TARGET_BUILD_DESCRIPTIONS=${!varname}
varname="${TARGET}_BUILD_OPTIONS_COUNT"
TARGET_BUILD_OPTIONS_COUNT=${!varname}
echo "- TARGET_BUILD_DESCRIPTIONS (${TARGET}) -"
i=0
while [ $i -lt ${TARGET_BUILD_OPTIONS_COUNT} ]; do
echo "[$i] Name: ${TARGET_BUILD_OPTIONS[i]}, description: ${TARGET_BUILD_DESCRIPTIONS[i]}"
i=$((i + 1))
done
done
上面的脚本生成以下输出:
- ANDROID_BUILD_DESCRIPTIONS -
[0] Name: armeabi-v7a, description: Regular ARM 32-bit
[1] Name: arm64-v8a, description: Regular ARM 64-bit
- IOS_BUILD_DESCRIPTIONS -
[0] Name: base, description: Basic xcode target (ignored on non-MacOS build)
- TARGET_BUILD_DESCRIPTIONS (ANDROID) -
[0] Name: armeabi-v7a arm64-v8a, description: Regular ARM 32-bit Regular ARM 64-bit
[1] Name: , description:
- TARGET_BUILD_DESCRIPTIONS (IOS) -
[0] Name: base, description: Basic xcode target (ignored on non-MacOS build)
正如您在输出中看到的,原始数组已正确组装,其内容已正确显示。但是在变量名替换和数组复制之后,内容被组装成一个大字符串......这完全破坏了数组的内容,因为在这种情况下,它包含 IFS 分隔的值(默认情况下为 ' '/空格(。
然后我尝试了另一种方法,我不明白为什么这种方法不起作用。我基本上将TARGET_BUILD_OPTIONS创建为一个全新的数组,然后一次一个元素地迭代ANDROID/IOS_BUILD_OPTIONS的内容,并复制它。
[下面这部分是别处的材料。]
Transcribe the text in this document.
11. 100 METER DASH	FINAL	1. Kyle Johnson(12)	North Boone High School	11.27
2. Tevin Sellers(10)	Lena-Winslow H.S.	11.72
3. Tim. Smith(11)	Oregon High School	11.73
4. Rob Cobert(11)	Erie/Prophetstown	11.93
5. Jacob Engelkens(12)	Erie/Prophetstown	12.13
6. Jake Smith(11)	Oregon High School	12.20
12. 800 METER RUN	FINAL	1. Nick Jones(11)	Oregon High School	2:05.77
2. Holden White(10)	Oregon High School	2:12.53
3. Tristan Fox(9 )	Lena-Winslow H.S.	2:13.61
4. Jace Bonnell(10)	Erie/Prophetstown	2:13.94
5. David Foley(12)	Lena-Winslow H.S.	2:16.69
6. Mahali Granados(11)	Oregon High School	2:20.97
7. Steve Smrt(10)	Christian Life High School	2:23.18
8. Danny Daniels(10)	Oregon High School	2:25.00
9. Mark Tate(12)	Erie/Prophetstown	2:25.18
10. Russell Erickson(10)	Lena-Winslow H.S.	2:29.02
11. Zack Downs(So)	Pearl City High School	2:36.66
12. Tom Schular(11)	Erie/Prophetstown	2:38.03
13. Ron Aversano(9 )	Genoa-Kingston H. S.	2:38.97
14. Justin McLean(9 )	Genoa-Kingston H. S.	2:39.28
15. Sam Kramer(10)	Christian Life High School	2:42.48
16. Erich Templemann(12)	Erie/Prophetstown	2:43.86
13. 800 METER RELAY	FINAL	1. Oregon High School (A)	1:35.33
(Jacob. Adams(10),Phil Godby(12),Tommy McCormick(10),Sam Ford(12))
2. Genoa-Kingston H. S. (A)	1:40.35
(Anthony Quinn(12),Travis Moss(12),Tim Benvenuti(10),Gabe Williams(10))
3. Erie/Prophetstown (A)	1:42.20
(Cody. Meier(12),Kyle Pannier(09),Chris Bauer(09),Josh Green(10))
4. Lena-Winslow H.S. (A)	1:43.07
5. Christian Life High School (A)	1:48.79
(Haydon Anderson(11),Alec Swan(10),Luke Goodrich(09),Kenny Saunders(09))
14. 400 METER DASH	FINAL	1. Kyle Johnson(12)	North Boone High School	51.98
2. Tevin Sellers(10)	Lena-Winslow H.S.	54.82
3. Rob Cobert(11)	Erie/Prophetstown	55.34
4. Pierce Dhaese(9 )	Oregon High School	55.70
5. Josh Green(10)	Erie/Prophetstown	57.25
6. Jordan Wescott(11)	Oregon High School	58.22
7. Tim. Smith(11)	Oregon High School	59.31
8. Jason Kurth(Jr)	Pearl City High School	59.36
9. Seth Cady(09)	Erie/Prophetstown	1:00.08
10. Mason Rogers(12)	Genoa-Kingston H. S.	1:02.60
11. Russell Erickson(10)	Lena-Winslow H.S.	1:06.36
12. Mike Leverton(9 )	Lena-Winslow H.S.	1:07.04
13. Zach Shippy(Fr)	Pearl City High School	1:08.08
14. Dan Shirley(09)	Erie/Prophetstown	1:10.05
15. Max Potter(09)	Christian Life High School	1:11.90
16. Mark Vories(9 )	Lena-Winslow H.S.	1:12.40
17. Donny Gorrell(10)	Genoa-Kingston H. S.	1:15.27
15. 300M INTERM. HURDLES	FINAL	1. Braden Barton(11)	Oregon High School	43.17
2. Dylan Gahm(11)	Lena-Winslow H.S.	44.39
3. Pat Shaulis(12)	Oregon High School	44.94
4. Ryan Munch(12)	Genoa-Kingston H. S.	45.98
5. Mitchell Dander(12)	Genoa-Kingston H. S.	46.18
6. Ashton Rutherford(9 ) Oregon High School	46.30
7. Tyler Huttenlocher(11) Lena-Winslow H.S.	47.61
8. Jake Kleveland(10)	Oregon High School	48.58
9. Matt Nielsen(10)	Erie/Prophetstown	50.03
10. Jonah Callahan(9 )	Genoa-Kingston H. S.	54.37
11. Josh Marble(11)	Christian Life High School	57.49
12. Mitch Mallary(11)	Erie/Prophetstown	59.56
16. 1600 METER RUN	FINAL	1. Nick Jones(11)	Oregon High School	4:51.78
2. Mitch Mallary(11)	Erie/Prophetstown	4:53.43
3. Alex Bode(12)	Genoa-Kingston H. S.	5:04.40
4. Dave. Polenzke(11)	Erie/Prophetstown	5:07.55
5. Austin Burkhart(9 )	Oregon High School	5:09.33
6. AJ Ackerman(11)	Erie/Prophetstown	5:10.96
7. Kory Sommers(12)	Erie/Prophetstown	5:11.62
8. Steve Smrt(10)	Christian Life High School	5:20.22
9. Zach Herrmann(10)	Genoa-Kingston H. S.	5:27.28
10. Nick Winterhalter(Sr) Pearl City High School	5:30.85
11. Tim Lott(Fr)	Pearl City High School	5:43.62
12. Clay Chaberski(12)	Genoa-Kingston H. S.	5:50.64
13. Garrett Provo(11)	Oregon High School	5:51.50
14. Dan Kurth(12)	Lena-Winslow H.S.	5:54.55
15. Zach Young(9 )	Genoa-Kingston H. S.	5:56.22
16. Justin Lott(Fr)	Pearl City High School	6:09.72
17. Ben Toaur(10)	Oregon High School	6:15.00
以下是更新的代码:
TARGET_BUILD_OPTIONS=()
TARGET_BUILD_DESCRIPTIONS=()
if [ "${TARGET}" = "ANDROID" ]; then
COUNTER=0
while [ "${COUNTER}" -lt "${ANDROID_BUILD_OPTIONS_COUNT}" ]; do
TARGET_BUILD_OPTIONS+=(${ANDROID_BUILD_OPTIONS[COUNTER]})
TARGET_BUILD_DESCRIPTIONS+=(${ANDROID_BUILD_DESCRIPTIONS[COUNTER]})
COUNTER=$((COUNTER + 1))
done
else
COUNTER=0
while [ "${COUNTER}" -lt "${IOS_BUILD_OPTIONS_COUNT}" ]; do
TARGET_BUILD_OPTIONS+=(${IOS_BUILD_OPTIONS[COUNTER]})
TARGET_BUILD_DESCRIPTIONS+=(${IOS_BUILD_DESCRIPTIONS[COUNTER]})
COUNTER=$((COUNTER + 1))
done
fi
令我惊讶的是...这也行不通。它似乎遍历字符串,一次一个单词:
- ANDROID_BUILD_DESCRIPTIONS -
[0] Name: armeabi-v7a, description: Regular ARM 32-bit
[1] Name: arm64-v8a, description: Regular ARM 64-bit
- IOS_BUILD_DESCRIPTIONS -
[0] Name: base, description: Basic xcode target (ignored on non-MacOS build)
- TARGET_BUILD_DESCRIPTIONS (ANDROID) -
[0] Name: armeabi-v7a, description: Regular
[1] Name: arm64-v8a, description: ARM
- TARGET_BUILD_DESCRIPTIONS (IOS) -
[0] Name: base, description: Basic
非常令人惊讶的是,它是之前用于打印的同一段代码。以下是彼此相邻的两段代码:
# Correctly prints the complete strings one array element after the other
COUNTER=0
while [ $COUNTER -lt ${ANDROID_BUILD_OPTIONS_COUNT} ]; do
echo "$COUNTER: ${ANDROID_BUILD_DESCRIPTIONS[COUNTER]}"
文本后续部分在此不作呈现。